Huit à bord

(Extrait des souvenirs d’une jeune-femme dont les parents étaient bateliers. Des pages qui ont réuni les enfants des années après autour de leur maman, très émue !)

Le père aux commandes du bateau et la mère aux commandes de la famille.

Notre péniche s’appelle le “D” comme ma sœur aînée mais je ne sais plus

si mes parents ont donné le nom du bateau à ma soeur ou s’ils ont donné le nom de ma soeur au bateau. De toute façon, elle l’a vite quitté pour faire sa vie à terre. J’ai cinq frères et sœurs et nous avons tous grandi sur le “D”. Nous allions par paires, D et B, cinquante-trois et cinquante-et-un ans aujourd’hui, D et moi,I, quarante-quatre et quarante-deux ans et F et S, trente-cinq ans. Sans oublier Miles, un griffon au pelage gris-marron qui nous a accompagnés

pendant dix-sept ans. Les petits derniers sont arrivés, je ne sais pas comment !

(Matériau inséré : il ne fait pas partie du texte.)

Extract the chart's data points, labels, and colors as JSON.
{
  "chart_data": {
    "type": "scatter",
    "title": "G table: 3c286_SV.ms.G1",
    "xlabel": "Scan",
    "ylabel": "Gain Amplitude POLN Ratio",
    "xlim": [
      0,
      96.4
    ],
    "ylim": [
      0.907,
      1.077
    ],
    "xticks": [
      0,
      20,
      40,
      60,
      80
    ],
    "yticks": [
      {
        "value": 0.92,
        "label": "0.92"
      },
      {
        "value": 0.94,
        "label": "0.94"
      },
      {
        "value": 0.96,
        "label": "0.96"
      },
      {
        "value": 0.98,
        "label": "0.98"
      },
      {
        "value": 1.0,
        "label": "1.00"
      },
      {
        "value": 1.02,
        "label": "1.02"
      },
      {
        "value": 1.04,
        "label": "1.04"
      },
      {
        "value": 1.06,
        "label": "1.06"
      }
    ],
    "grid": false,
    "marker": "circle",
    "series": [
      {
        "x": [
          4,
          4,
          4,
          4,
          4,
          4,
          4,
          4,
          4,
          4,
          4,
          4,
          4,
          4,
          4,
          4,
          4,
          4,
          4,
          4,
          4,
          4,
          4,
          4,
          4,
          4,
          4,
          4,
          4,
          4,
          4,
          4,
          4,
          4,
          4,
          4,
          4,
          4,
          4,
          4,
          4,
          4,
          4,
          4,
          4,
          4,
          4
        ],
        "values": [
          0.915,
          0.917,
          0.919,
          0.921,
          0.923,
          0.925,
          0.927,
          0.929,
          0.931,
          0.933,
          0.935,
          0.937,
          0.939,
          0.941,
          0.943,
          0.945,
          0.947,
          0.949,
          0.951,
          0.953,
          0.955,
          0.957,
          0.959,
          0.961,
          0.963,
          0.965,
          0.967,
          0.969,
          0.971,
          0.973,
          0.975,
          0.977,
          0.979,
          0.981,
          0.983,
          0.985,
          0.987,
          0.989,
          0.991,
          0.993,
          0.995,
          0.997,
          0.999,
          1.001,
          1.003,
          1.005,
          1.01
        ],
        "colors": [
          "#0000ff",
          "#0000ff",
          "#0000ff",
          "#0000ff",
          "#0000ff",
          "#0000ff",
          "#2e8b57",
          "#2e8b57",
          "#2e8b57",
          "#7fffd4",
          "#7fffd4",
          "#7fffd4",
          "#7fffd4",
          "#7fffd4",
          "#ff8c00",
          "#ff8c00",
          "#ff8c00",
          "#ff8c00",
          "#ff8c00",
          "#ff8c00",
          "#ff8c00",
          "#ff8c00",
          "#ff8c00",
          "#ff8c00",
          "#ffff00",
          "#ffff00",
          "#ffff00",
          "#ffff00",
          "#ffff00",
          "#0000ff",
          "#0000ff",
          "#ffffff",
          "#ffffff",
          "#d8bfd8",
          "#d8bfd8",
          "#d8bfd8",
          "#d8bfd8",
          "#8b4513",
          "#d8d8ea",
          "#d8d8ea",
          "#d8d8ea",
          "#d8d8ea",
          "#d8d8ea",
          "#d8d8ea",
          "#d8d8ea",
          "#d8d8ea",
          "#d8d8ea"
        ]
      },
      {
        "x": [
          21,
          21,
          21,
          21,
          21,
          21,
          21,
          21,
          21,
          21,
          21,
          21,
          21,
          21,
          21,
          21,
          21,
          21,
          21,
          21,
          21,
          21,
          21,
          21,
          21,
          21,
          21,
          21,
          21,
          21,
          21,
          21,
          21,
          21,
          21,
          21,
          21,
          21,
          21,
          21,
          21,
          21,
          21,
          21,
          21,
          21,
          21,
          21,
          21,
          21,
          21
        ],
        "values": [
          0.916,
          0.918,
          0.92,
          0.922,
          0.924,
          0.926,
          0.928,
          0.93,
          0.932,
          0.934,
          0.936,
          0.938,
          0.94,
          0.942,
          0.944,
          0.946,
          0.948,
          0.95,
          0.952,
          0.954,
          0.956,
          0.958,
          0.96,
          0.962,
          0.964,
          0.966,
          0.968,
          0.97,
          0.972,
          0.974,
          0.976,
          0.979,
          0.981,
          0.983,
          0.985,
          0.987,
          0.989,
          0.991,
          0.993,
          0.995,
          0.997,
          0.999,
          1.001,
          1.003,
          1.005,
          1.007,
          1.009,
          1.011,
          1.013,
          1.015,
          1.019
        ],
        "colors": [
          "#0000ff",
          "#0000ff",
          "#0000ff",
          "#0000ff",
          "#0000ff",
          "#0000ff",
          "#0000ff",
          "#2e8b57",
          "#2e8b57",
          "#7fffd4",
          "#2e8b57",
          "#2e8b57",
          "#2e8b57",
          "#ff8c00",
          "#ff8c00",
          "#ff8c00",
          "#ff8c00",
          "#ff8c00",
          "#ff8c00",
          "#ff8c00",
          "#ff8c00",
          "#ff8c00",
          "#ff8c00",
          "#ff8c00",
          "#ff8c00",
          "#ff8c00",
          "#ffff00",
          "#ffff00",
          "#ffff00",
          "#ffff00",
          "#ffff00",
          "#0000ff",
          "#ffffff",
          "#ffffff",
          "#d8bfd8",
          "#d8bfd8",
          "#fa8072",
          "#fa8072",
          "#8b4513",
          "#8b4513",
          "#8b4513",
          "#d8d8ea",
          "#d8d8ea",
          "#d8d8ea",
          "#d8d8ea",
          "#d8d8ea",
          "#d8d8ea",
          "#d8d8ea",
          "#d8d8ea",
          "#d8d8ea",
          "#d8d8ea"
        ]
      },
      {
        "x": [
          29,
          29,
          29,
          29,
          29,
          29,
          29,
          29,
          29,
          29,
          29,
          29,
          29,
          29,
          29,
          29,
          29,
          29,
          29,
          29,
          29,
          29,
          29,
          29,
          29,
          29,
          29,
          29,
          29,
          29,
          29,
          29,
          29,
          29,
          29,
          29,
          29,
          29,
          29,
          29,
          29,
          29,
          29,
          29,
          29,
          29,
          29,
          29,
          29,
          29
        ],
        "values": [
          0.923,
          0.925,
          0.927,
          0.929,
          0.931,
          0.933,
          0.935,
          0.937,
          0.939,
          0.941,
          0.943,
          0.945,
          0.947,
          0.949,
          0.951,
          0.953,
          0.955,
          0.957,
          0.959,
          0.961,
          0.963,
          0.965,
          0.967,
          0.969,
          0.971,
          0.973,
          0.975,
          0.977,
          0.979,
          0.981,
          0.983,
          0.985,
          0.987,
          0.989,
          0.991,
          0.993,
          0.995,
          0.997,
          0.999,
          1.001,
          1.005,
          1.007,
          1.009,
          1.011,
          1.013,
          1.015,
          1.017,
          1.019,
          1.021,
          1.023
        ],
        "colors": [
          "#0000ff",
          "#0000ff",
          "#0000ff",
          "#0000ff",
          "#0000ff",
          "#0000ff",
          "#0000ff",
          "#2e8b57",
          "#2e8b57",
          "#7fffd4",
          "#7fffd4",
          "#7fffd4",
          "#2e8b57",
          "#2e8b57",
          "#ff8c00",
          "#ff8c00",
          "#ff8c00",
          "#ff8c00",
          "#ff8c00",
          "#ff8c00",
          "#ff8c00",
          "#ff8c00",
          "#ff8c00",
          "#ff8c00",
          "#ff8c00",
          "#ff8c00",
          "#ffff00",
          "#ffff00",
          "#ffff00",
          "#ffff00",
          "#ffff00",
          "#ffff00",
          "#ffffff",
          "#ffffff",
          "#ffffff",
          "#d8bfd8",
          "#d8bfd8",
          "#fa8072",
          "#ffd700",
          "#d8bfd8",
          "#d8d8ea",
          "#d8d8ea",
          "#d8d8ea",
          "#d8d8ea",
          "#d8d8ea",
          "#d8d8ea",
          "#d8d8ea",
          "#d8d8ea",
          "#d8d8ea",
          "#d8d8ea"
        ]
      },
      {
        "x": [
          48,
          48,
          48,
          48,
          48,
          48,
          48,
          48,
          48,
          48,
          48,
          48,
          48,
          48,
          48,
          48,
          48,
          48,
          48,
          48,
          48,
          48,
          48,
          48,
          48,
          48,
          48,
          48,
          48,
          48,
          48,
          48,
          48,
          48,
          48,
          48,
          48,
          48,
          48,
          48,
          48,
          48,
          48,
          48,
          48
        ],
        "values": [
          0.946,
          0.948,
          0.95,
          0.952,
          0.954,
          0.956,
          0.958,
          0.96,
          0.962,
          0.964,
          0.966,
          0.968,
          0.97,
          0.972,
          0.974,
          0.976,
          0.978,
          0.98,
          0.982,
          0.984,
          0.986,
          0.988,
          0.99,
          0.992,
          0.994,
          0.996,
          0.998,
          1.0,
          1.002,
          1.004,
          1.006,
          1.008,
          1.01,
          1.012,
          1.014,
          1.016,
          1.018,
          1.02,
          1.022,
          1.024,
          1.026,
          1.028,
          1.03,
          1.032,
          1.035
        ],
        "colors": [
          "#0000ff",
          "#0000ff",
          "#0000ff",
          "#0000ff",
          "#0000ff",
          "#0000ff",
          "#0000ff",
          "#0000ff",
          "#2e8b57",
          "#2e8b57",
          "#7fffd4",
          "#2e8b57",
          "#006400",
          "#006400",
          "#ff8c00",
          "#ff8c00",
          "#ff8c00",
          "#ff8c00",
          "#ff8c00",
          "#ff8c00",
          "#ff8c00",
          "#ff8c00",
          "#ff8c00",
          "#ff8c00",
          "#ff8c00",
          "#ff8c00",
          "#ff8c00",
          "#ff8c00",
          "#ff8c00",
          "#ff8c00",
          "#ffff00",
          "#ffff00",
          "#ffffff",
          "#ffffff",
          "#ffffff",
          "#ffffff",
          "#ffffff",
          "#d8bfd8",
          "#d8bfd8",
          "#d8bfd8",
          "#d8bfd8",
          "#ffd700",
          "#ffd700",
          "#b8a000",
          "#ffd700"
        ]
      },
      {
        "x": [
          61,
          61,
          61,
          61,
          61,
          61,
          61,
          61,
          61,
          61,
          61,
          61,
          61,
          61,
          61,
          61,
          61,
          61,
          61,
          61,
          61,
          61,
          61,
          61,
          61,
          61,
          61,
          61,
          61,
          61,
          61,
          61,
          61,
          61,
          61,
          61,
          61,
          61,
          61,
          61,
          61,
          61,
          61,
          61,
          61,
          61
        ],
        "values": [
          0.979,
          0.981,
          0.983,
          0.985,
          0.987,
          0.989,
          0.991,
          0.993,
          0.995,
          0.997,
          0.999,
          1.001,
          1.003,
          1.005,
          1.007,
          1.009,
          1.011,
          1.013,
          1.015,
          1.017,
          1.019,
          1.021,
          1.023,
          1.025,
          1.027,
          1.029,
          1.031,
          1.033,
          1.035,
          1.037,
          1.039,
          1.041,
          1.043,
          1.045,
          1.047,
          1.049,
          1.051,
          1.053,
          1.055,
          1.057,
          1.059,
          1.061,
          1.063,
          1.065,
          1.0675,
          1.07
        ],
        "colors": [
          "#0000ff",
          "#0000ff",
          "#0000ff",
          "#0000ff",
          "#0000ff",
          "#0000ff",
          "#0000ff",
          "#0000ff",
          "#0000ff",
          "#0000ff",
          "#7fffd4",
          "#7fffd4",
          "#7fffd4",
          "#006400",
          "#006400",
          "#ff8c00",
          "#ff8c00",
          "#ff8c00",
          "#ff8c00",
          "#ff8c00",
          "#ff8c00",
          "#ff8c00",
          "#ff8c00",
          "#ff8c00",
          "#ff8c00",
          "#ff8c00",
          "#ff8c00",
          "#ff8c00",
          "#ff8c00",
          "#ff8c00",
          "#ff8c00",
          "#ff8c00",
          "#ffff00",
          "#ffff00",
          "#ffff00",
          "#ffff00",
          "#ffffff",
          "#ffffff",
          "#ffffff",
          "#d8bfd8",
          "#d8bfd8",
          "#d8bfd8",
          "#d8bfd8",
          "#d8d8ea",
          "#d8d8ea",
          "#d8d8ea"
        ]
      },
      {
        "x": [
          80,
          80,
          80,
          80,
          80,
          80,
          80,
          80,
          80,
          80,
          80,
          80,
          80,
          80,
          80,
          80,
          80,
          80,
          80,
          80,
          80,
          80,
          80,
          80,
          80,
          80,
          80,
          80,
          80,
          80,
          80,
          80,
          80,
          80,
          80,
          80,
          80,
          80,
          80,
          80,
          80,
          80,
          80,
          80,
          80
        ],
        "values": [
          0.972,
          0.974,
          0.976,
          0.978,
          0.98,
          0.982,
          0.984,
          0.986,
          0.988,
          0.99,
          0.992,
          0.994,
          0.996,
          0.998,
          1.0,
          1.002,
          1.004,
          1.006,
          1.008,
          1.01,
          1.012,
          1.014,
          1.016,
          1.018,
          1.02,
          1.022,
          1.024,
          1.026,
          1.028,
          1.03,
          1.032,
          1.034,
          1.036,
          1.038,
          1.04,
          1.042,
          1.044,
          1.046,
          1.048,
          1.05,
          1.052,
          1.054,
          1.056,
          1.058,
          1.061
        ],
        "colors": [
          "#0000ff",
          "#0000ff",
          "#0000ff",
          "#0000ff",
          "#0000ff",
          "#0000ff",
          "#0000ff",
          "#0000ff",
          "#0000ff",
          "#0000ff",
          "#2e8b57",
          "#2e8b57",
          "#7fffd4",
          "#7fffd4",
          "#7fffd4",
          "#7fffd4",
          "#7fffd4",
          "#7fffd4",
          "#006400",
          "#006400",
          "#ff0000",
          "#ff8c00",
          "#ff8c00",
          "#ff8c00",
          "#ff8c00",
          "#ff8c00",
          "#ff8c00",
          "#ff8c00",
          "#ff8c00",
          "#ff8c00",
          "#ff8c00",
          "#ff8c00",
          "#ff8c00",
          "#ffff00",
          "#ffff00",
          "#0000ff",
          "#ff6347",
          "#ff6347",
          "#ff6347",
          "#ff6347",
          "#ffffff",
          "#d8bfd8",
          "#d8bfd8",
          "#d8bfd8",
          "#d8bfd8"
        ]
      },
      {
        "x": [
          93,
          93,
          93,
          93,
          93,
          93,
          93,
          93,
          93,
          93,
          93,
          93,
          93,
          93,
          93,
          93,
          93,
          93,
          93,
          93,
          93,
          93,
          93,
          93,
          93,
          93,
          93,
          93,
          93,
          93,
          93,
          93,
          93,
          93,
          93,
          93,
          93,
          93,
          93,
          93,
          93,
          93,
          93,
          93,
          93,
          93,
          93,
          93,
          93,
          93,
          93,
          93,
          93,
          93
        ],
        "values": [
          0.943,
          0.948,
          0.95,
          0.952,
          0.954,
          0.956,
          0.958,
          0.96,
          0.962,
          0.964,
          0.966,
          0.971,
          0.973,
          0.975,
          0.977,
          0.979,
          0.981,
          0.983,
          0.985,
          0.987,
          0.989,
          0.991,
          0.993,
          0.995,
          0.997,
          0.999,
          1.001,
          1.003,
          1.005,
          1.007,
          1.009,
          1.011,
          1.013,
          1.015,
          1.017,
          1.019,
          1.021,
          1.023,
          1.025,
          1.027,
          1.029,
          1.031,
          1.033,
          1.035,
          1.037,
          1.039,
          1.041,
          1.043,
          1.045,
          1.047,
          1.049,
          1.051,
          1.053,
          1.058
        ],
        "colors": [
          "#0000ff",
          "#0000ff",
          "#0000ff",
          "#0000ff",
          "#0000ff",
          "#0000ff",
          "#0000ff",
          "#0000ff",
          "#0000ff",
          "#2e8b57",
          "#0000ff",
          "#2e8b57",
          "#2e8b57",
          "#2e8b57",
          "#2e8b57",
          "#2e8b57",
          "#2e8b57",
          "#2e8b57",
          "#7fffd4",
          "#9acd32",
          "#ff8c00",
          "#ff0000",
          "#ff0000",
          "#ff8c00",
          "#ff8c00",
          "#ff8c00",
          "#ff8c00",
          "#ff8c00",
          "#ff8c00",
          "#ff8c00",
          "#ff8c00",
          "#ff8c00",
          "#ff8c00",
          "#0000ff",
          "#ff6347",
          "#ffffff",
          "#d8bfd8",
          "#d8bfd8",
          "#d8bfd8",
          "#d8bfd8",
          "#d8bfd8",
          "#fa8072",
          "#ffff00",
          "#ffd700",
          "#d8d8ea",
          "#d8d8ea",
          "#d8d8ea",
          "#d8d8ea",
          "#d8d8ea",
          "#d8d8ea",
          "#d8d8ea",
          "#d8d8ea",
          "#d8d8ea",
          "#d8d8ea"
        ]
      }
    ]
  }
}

Ma mère s’est rendu compte qu’elle était enceinte à cinq mois de grossesse, elle n’était pas ravie mais quand elle a su qu’elle attendait des jumeaux, elle ne s’est plus arrêtée de pleurer. Un déjà c’était dur, mais deux…c’était une catastrophe.

Moi non plus d’ailleurs, je n’étais pas prévue…. Mon père, lui, se réjouissait toujours des naissances et ne se privait pas de les célébrer au café. “Il était très enfant” mais il ne s’en occupait pas.

Chez nous, c’était à l’ancienne, c’est la mère qui gérait la famille. J’avais sept

ans quand les jumeaux sont nés mais je n’ai pas de souvenirs précis de leur arrivée. Maman a accouché à Dunkerque comme elle l’avait fait pour les précédents. Nous n’avions pas de médecin attitré bien sûr, on en appelait un avec le téléphone de l’écluse quand un enfant était malade. Pour les naissances, il fallait bien calculer les distances.

Au retour de notre mère, c’est B qui l’a secondée puisque D

avait déjà débarqué. Les gens ne s’imaginent pas la vie sur une péniche. L’espace est très exigu, nous n’avions ni cuisine, ni salle de bain. Nous dormions tous ensemble dans l’unique pièce et le soir, il fallait ranger les jouets et autres effets personnels. On ne pouvait rien laisser traîner. Un placard contenait l’évier et la réserve d’eau que l’on achetait au magasin lors des arrêts le long du canal. Pour faire sa toilette, il fallait pomper l’eau puis la chauffer sur la gazinière installée dans le poste de pilotage et on

se lavait sur le pont, dans une bassine. Mon père a installé une douche quand j’avais sept ans dans une sorte de cagibi sur le tillac, un vrai luxe pour la famille.